Keeping the faith: The New Boy
Posted on Apr 3, 2024 by Katie Kasperson
Australian filmmaker Warwick Thornton describes writing, directing and shooting his latest project The New Boy
Words Katie Kasperson | Images Ben King
It’s fairly common for writers to direct their own films – less so for them to be the one behind the camera. For The New Boy, Warwick Thornton was an everyman, acting as the writer, director and cinematographer.
“I’m originally a DOP but wasn’t getting much work, so I decided to start writing movies I would like to shoot – with no thought of directing,” admits Thornton. When his scripts started drumming up interest from investors, he was asked to take the lead. “‘I’m not a director, I’m a cinematographer, and my life plan is to be a great one’,” Thornton told people. But to get the funding he needed, he stepped into new shoes.
Thornton wrote his first draft of The New Boy almost 20 years ago. A coming-of-age story not wholly unlike his own, the film follows a nameless Aboriginal boy (played by Aswan Reid) who has been sent to a remote Australian monastery. At first, our title character doesn’t fit in, refusing to wear clothes or use cutlery – as well as possessing supernatural powers – but eventually is accepted by the other Indigenous orphans. After the monastery receives a statue of Jesus on the cross, the boy’s behaviour becomes strange and he loses his gift.
Thornton – who is Aboriginal himself and attended a Catholic school – recalls his own fascination with a Jesus figure like the one which transfixes the boy. This image was the film’s initial inspiration.
“I don’t come from that wheat field, Days of Heaven stuff. I come from a red dirt, dustbowl kind of world,” Thornton explains. “It’s two-and-a-half hours from where I live to Sydney. I do so much postproduction in Sydney, but I’d rather drive for three days than fly for three hours.
“I’m not from The New Boy’s landscape,” he continues, “and never went through the forties or the war. But every time I drive through that piece of country in South Australia – Burra, where we shot the film – I have these emotions.”
A cinematographer at heart, Thornton has a visual imagination. “Driving through the landscape would suddenly conjure up scenes and images of steam tractors and that vintage, amazing world during a really bad time for the planet.” These images began to inform a more singular idea for a script. “I don’t know if it’s called cheating, but because I’m writing it and know I’m going to shoot it…” he trails off. “As a DOP, you’ve been given a script and it might have a murmur or mention of a location or climate. Between you and the director, you go on this discovery. That’s all done before I write the first word; it’s my discovery.”
Also a traditionalist, Thornton prefers practical filmmaking techniques over computerisation or virtual production. “I’m a firm believer in in-camera,” he states. “I grew up with glass plates in front of cameras – and you actually painted them. Although CGI was around, it was simply unaffordable for the kind of films I was making.”

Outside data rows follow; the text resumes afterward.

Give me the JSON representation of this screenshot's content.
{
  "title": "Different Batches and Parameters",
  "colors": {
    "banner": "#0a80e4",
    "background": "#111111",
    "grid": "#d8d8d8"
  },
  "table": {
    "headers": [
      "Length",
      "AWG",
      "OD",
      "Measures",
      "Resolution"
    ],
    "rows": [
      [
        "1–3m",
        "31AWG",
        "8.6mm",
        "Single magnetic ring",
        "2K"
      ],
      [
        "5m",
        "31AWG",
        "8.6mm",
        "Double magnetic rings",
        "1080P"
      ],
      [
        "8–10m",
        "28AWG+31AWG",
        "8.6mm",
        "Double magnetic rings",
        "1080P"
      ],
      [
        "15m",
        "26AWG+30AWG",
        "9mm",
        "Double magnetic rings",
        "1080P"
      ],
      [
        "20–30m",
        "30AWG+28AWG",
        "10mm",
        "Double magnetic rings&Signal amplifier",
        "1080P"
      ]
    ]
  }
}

Despite the modern technology at his disposal, Thornton wanted to continue using practical effects – but there were times when this proved impossible. “For the hill where we built the monastery, I probably chose that location about five years ago. Building it on that hill, if you looked out every window, you would have rolling fields and everything. Between the year I’d chosen it and the year we made it, 150 wind turbines were put up.
“We had to paint out these wind turbines, which were visible on every bloody horizon!” Thornton laughs. “It’s just sad, having to do that. I wanted to shoot everything in-camera, but there’s a point where you can’t.”
Thornton managed to create an organic lens flare for the scenes featuring the new boy’s ‘light’ – an illuminated orb which is a product of his powers. “We employed vintage anamorphic C Series Panavision lenses on the shoot. Vintage lenses – I love them. Every time you use them, they have a different trait. If you do enough tests, you can find out when they cause trouble.
“To create the flare, we got a little peanut bulb on a stick,” says Thornton. “Aswan needed something to react to. I couldn’t say, ‘Imagine there’s this little glowing, Tinkerbell bloody thing in front of you, and you’re going to watch it fly around.’ He’s a first-time actor; that’s a big ask. It was important to create a luminous element for him to react to and have dialogue with. We needed something physical.
“We tested LEDs, diodes – all that,” he continues, “but at around 12ft away, that little five-cent light bulb would create the greatest lens flare ever. Testing, testing, testing, you know what I mean?”
Thornton’s commitment to the craft hasn’t been overlooked. His work on The New Boy earned him a Golden Frog at last year’s CAMERIMAGE.